Nenhuma comprovação teológica para o ditado de que a voz do povo é a voz de Deus. De outro lado, a voz dos parlamentares, no Congresso, em uma democracia, deveria ser a voz do povo. Aqueles representam estes e devem atender aos seus reclamos, sob pena de estarem frustrando o mandato recebido. Nesta hora em que, por iniciativa do presidente Lula, no Congresso é apreciada a reforma da Previdência que diz de perto aos interesses dos cidadãos, o desejável é que deputados e senadores façam repercutir a voz do povo, outorgante de seus mandatos. Por isso, muito oportuna pesquisa feita pelo Datafolha, mostrando o que pensa o povo sobre pontos essenciais e mais conflitivos da proposta governamental.
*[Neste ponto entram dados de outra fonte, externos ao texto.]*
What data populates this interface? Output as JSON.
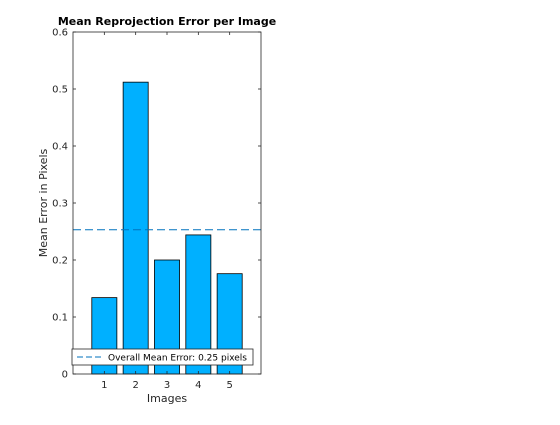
{
  "chart_data": {
    "type": "bar",
    "title": "Mean Reprojection Error per Image",
    "xlabel": "Images",
    "ylabel": "Mean Error in Pixels",
    "categories": [
      "1",
      "2",
      "3",
      "4",
      "5"
    ],
    "values": [
      0.134,
      0.512,
      0.2,
      0.244,
      0.176
    ],
    "xlim": [
      0,
      6
    ],
    "ylim": [
      0,
      0.6
    ],
    "yticks": [
      0,
      0.1,
      0.2,
      0.3,
      0.4,
      0.5,
      0.6
    ],
    "ytick_labels": [
      "0",
      "0.1",
      "0.2",
      "0.3",
      "0.4",
      "0.5",
      "0.6"
    ],
    "bar_color": "#00B0FF",
    "mean_line": {
      "value": 0.253,
      "label": "Overall Mean Error: 0.25 pixels",
      "color": "#0072BD",
      "style": "dashed"
    },
    "legend": {
      "placement": "bottom"
    },
    "grid": false
  }
}
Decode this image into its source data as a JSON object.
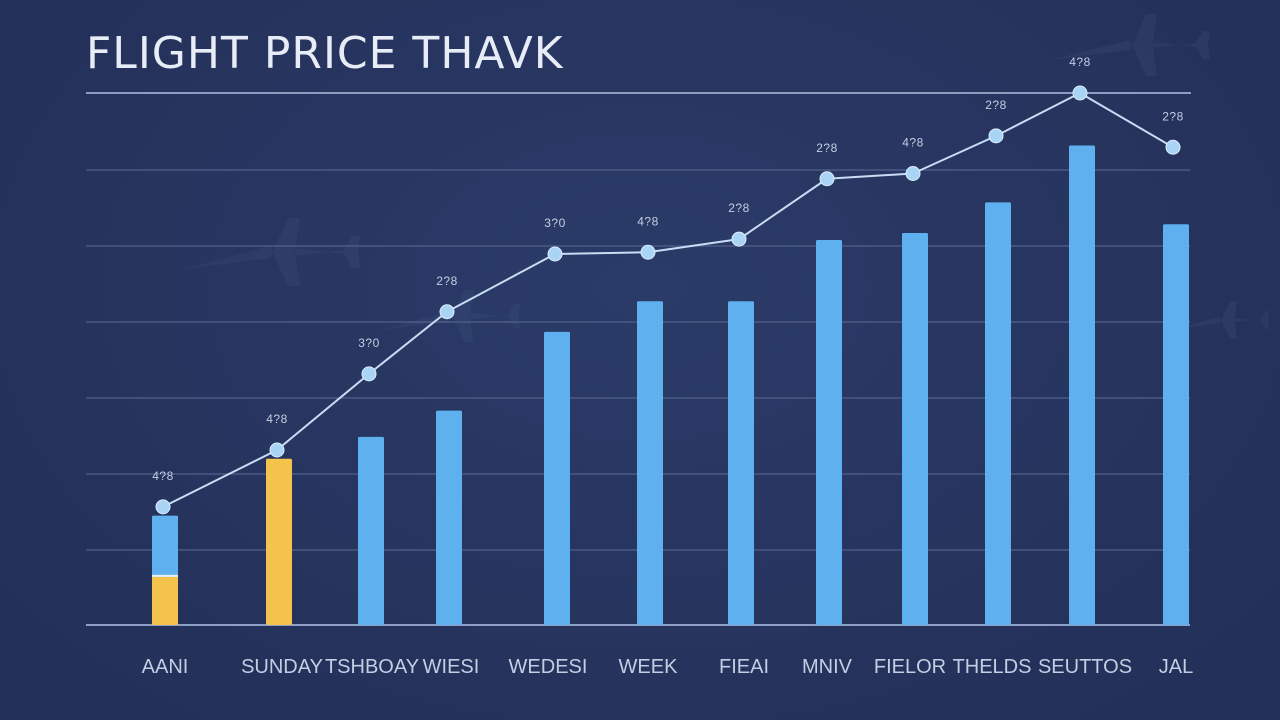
{
  "title": "FLIGHT PRICE THAVK",
  "colors": {
    "background": "#26345e",
    "bar": "#5fb0ef",
    "highlight_bar": "#f3c34c",
    "line": "#c9dcf5",
    "point": "#a9d4f5",
    "grid": "#56668f",
    "text": "#e7ecf7",
    "label": "#c4cde3"
  },
  "chart_data": {
    "type": "bar",
    "title": "FLIGHT PRICE THAVK",
    "categories": [
      "AANI",
      "SUNDAY",
      "TSHBOAY",
      "WIESI",
      "WEDESI",
      "WEEK",
      "FIEAI",
      "MNIV",
      "FIELOR",
      "THELDS",
      "SEUTTOS",
      "JAL"
    ],
    "ylim": [
      0,
      600
    ],
    "grid": true,
    "series": [
      {
        "type": "bar",
        "values": [
          125,
          190,
          215,
          245,
          335,
          370,
          370,
          440,
          448,
          483,
          548,
          458
        ],
        "highlight_values": [
          55,
          null,
          null,
          null,
          null,
          null,
          null,
          null,
          null,
          null,
          null,
          null
        ],
        "highlight_index": 1
      },
      {
        "type": "line",
        "values": [
          135,
          200,
          287,
          358,
          424,
          426,
          441,
          510,
          516,
          559,
          608,
          546
        ],
        "labels": [
          "4?8",
          "4?8",
          "3?0",
          "2?8",
          "3?0",
          "4?8",
          "2?8",
          "2?8",
          "4?8",
          "2?8",
          "4?8",
          "2?8"
        ]
      }
    ]
  }
}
Certamente o mais conflitivo é a pretendida cobrança de contribuição dos servidores inativos. A pesquisa demonstra que 51% dos entrevistados é contra a cobrança de contribuição do que exceder, nos vencimentos dos servidores públicos, à importância de R$ l.058,00, limite de isenção do recolhimento do imposto de renda na fonte. A favor são só 40%. Um dado interessante é que a favor da taxação estão pessoas que ganham menos, o que se explica. Como a taxação parte do que exceder a R$ 1.058,00, a medida não atingirá a maioria dos que ganham pouco; e para os que ganham vencimentos que excedem àquele mínimo em apenas alguns reais, a contribuição será pequena. Já para os que ganham bem mais, a taxação vai pesar, pois incidirá sobre uma parte expressiva de seus vencimentos.

A pesquisa levou à conclusão, também, que a maioria apóia o teto de aposentadoria, tanto para o setor privado, como para o público. A proposta governamental é que esse teto seja de R$ 2.400,00 por mês. Assim, ninguém se aposentará com mais do que essa importância. Se consideramos ainda que haverá incidência de imposto de renda e da própria contribuição previdenciária, mesmo os que ganharem o máximo receberão muito menos que o teto.
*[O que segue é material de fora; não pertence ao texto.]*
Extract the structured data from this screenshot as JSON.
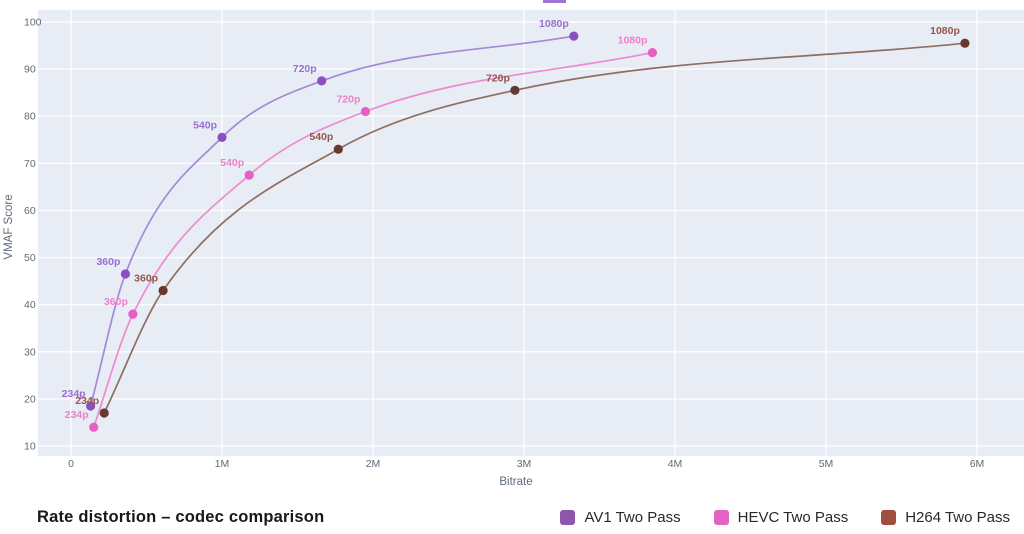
{
  "chart_data": {
    "type": "line",
    "title": "Rate distortion – codec comparison",
    "xlabel": "Bitrate",
    "ylabel": "VMAF Score",
    "grid": true,
    "legend_position": "bottom-right",
    "xlim_ticks": [
      0,
      6
    ],
    "ylim_ticks": [
      10,
      100
    ],
    "x_ticks": [
      {
        "value": 0,
        "label": "0"
      },
      {
        "value": 1,
        "label": "1M"
      },
      {
        "value": 2,
        "label": "2M"
      },
      {
        "value": 3,
        "label": "3M"
      },
      {
        "value": 4,
        "label": "4M"
      },
      {
        "value": 5,
        "label": "5M"
      },
      {
        "value": 6,
        "label": "6M"
      }
    ],
    "y_ticks": [
      10,
      20,
      30,
      40,
      50,
      60,
      70,
      80,
      90,
      100
    ],
    "plot_background_color": "#e8ecf4",
    "series": [
      {
        "name": "AV1 Two Pass",
        "color": "#8e55ad",
        "line_color": "#a688d8",
        "dot_color": "#8a4fc0",
        "label_color": "#9a6fd0",
        "points": [
          {
            "label": "234p",
            "bitrate_m": 0.13,
            "vmaf": 18.5
          },
          {
            "label": "360p",
            "bitrate_m": 0.36,
            "vmaf": 46.5
          },
          {
            "label": "540p",
            "bitrate_m": 1.0,
            "vmaf": 75.5
          },
          {
            "label": "720p",
            "bitrate_m": 1.66,
            "vmaf": 87.5
          },
          {
            "label": "1080p",
            "bitrate_m": 3.33,
            "vmaf": 97.0
          }
        ]
      },
      {
        "name": "HEVC Two Pass",
        "color": "#e263c3",
        "line_color": "#ee8ad0",
        "dot_color": "#e75ec6",
        "label_color": "#ee7fcb",
        "points": [
          {
            "label": "234p",
            "bitrate_m": 0.15,
            "vmaf": 14.0
          },
          {
            "label": "360p",
            "bitrate_m": 0.41,
            "vmaf": 38.0
          },
          {
            "label": "540p",
            "bitrate_m": 1.18,
            "vmaf": 67.5
          },
          {
            "label": "720p",
            "bitrate_m": 1.95,
            "vmaf": 81.0
          },
          {
            "label": "1080p",
            "bitrate_m": 3.85,
            "vmaf": 93.5
          }
        ]
      },
      {
        "name": "H264 Two Pass",
        "color": "#a04e3e",
        "line_color": "#8d6f62",
        "dot_color": "#66382f",
        "label_color": "#93584a",
        "points": [
          {
            "label": "234p",
            "bitrate_m": 0.22,
            "vmaf": 17.0
          },
          {
            "label": "360p",
            "bitrate_m": 0.61,
            "vmaf": 43.0
          },
          {
            "label": "540p",
            "bitrate_m": 1.77,
            "vmaf": 73.0
          },
          {
            "label": "720p",
            "bitrate_m": 2.94,
            "vmaf": 85.5
          },
          {
            "label": "1080p",
            "bitrate_m": 5.92,
            "vmaf": 95.5
          }
        ]
      }
    ]
  }
}
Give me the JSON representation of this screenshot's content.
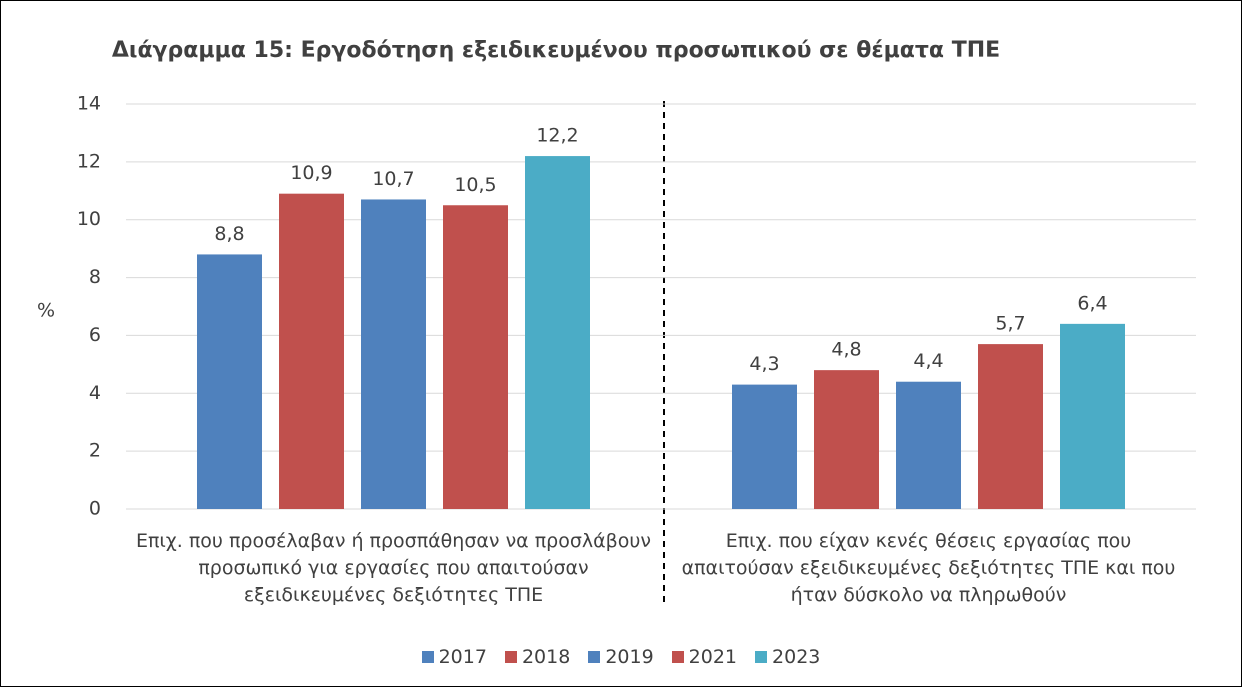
{
  "chart_data": {
    "type": "bar",
    "title": "Διάγραμμα 15: Εργοδότηση εξειδικευμένου προσωπικού σε θέματα ΤΠΕ",
    "ylabel": "%",
    "categories": [
      "Επιχ. που προσέλαβαν ή προσπάθησαν να προσλάβουν προσωπικό για εργασίες που απαιτούσαν εξειδικευμένες δεξιότητες ΤΠΕ",
      "Επιχ. που είχαν κενές θέσεις εργασίας που απαιτούσαν εξειδικευμένες δεξιότητες ΤΠΕ και που ήταν δύσκολο να πληρωθούν"
    ],
    "series": [
      {
        "name": "2017",
        "color": "#4f81bd",
        "values": [
          8.8,
          4.3
        ],
        "value_labels": [
          "8,8",
          "4,3"
        ]
      },
      {
        "name": "2018",
        "color": "#c0504d",
        "values": [
          10.9,
          4.8
        ],
        "value_labels": [
          "10,9",
          "4,8"
        ]
      },
      {
        "name": "2019",
        "color": "#4f81bd",
        "values": [
          10.7,
          4.4
        ],
        "value_labels": [
          "10,7",
          "4,4"
        ]
      },
      {
        "name": "2021",
        "color": "#c0504d",
        "values": [
          10.5,
          5.7
        ],
        "value_labels": [
          "10,5",
          "5,7"
        ]
      },
      {
        "name": "2023",
        "color": "#4bacc6",
        "values": [
          12.2,
          6.4
        ],
        "value_labels": [
          "12,2",
          "6,4"
        ]
      }
    ],
    "ylim": [
      0,
      14
    ],
    "yticks": [
      0,
      2,
      4,
      6,
      8,
      10,
      12,
      14
    ],
    "grid": true,
    "legend": "bottom"
  }
}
De tanto ser pobre e ganhar pouco, o povo brasileiro está olhando as perspectivas salariais e de aposentadoria com excessiva modéstia. Vê como suficientes ganhos que, comparados aos salários de países desenvolvidos, são ninharias. Esse teto, de tão baixo, com as deduções já previstas, condena os brasileiros à eterna condição de pobres ou, no máximo, remediados, se forem capazes de ainda economizar por dezenas de anos para fazer uma razoável aposentadoria complementar. R$ 2.400,00 é muito menos do que mil dólares, importância que remunera profissões humildes em países em desenvolvimento e desenvolvidos.

Os consultados na pesquisa também rejeitam a idade mínima para aposentadoria. Como se sabe, o sistema no Brasil sempre foi de tempo de contribuição. Passou a considerar a idade mínima do trabalhador e o governo Lula quer elevá-la de 48 para 55 anos para as mulheres e de 53 para 60 anos para os homens. Essa rejeição explica-se: acontece que a expectativa de vida do trabalhador brasileiro ainda é muito baixa e há o risco de muitos trabalhadores morrerem antes de gozar a aposentadoria. Por outro lado, brasileiros de classes mais humildes são obrigados a trabalhar desde tenra idade. Portanto, contribuem por muito mais anos que os oriundos de famílias mais abastadas, que só começam a trabalhar pelos dezoito anos de idade ou mais tarde, quando formados em cursos de graduação.

Se a voz do povo é a voz de Deus, está havendo alguma confusão teológica ou de interpretação da fala divina. A reforma da Previdência, sem dúvida necessária, precisa de emendas corretivas.